Красная лошадь на зеленых холмах | страница 113
Только уехал Вася, только поговорили о нем, повспоминали, а однажды утром стук в дверь — приехала жена за Ильей Борисовичем. Странное дело, после того, как Белокуров покинул стройку, Алмаз привязался к этому старому человеку. Он понимал, Белокуров прав — это циник, человек путаный… но была в Илье Борисовиче доброта, и работал он хорошо, и, главное, искренний был человек — говорил, что думал. Но то, что всплыло с приездом его жены, и вовсе поразило Алмаза.
Было раннее утро. Илья Борисович, мрачный, замерзший, ночью под одеялом и пальто, держал в трясущихся руках стакан с кипятком, никак не мог отпить. Остальные кто брился, кто постель заправлял. За окном еще стыла фиолетовая зимняя темень, моргали желтые огоньки машин…
— Доброе утро, мальчики! — низким голосом сказала женщина, останавливаясь в дверях. — Не стесняйтесь, я уже старуха.
Она, конечно, была совсем не старуха, эта полноватая женщина в очень пышной заиндевевшей шубке, глаза ее черные смеялись, она медленно снимала, оттягивая патрончики, со своих рук белые перчатки.
Илья Борисович расплескал кипяток, обжегся, едва успел поставить стакан на стол и бросился к жене. Обнял, хихикнул, дернул усиками и каким-то неестественным, вульгарным тоном произнес:
— Пришуранулась?..
— Боже, как ты меня встречаешь? — голосом, еще более похожим на мужской, спросила жена. Она хмурила брови, но глаза ее смеялись. Бросила перчатки на пол, взяла в ладони его голову. — Милый мой… милый…
Шофер Петя быстро поднял перчатки, положил на стул.
— Милый мой… почему ты здесь?
Она поморщилась, глядя на стены, но, учитывая, что на нее внимательно смотрят товарищи Ильи Борисовича, восторженно выдохнула:
— Прелестные пенаты! Так бы и жила. Я думала, что ты в шалаше.
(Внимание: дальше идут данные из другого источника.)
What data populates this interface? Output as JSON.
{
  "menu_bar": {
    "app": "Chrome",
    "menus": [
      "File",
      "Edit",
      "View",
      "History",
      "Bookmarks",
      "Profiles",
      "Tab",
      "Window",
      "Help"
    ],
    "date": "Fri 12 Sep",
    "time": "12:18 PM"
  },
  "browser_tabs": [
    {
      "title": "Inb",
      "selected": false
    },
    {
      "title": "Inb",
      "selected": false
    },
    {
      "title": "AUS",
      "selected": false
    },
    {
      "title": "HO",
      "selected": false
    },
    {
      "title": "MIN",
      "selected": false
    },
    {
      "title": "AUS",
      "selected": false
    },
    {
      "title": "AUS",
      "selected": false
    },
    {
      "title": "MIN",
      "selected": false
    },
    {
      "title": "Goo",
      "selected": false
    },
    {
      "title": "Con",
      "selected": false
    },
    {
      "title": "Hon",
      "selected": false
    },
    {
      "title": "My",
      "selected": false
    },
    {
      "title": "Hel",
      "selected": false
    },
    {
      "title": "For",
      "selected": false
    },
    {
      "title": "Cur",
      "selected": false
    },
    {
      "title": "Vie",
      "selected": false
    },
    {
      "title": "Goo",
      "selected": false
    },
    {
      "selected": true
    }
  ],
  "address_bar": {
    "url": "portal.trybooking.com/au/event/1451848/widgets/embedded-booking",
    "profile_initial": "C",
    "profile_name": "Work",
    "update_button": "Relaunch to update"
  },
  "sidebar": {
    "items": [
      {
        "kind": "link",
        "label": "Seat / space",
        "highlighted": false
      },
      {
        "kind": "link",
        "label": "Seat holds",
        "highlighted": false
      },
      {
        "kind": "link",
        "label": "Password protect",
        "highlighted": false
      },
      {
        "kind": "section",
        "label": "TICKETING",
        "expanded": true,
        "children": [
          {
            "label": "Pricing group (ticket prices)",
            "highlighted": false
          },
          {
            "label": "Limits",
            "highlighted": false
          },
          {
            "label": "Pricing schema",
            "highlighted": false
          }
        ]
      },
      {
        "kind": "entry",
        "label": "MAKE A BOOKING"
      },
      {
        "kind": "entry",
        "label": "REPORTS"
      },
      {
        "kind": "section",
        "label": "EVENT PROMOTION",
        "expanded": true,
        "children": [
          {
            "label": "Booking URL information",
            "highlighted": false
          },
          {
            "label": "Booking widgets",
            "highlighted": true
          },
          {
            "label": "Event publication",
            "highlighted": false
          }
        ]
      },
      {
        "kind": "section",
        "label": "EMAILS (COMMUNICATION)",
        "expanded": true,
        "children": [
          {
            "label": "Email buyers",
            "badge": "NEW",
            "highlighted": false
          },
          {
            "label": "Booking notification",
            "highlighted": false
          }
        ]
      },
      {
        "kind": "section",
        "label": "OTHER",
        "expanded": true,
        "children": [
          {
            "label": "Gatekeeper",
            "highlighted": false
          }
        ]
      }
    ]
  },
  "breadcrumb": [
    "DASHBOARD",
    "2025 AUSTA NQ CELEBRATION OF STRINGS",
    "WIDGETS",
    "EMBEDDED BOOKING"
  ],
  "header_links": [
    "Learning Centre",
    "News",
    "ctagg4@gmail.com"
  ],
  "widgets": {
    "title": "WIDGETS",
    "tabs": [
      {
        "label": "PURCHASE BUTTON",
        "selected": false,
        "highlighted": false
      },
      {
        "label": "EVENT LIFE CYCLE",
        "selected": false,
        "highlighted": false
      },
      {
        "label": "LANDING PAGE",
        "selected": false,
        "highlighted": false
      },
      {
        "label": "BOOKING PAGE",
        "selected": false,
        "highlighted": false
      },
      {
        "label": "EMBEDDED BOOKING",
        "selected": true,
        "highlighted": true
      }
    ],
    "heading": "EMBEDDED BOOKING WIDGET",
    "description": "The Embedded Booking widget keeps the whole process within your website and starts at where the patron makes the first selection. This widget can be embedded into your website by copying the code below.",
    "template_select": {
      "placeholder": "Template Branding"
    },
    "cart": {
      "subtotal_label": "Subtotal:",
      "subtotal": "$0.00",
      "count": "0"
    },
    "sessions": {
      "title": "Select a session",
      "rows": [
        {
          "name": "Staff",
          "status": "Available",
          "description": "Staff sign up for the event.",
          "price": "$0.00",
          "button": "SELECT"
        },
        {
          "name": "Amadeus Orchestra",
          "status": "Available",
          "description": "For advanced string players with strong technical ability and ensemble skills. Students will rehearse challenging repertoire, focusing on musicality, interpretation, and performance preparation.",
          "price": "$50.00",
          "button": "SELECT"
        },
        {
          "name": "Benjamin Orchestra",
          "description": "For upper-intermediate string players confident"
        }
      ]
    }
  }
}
Она не это хотела сказать, и Алмаз понял. Илья Борисович, хихикая и растерянно глядя на серебряную с мороза, богато одетую женщину, показал на стул. И все равно столь же развязно продолжал:
— Ты зачем приехала-то?
Она, не снимая шубки, села. В комнате запахло духами и снегом. Она подняла голову и значительно уставилась на мужа. И теперь Алмаз ее рассмотрел. Лицо щекастое, но с тонким носом, губы темные, тонкие, глаза цыганские, полные, черные, на них сверху, почти до зрачков, — сморщенные, в голубой краске веки. Они мгновенно исчезают, поднимаются, когда рот начинает говорить. Сообразительная женщина, начала сразу же хвалить город:
— Неужели вы это сами построили? Прелесть! Еще с самолета я увидела — газеты не врут, прелесть! Такие дома, проспекты, прямо как Ленинский или Вернадского… А это общежитие? — Она привстала, подняла руку в кольцах. — Кубатура! Как в старинных домах на Арбате! Вы меня, мальчики, не стесняйтесь, я уже старуха! Я считаю, что после двадцати лет женщина уже старуха… — И продолжала, глядя снизу вверх на топтавшегося рядом мужа. — Летела хорошо, на Ане, со всех сторон в небе над тучами красные лампочки мигают, летят сотни самолетов… а внизу бараны-тучи и вообще бараны… Я шучу. Ты бы смог это написать, Илья! Где твои краски? Где твой мольберт?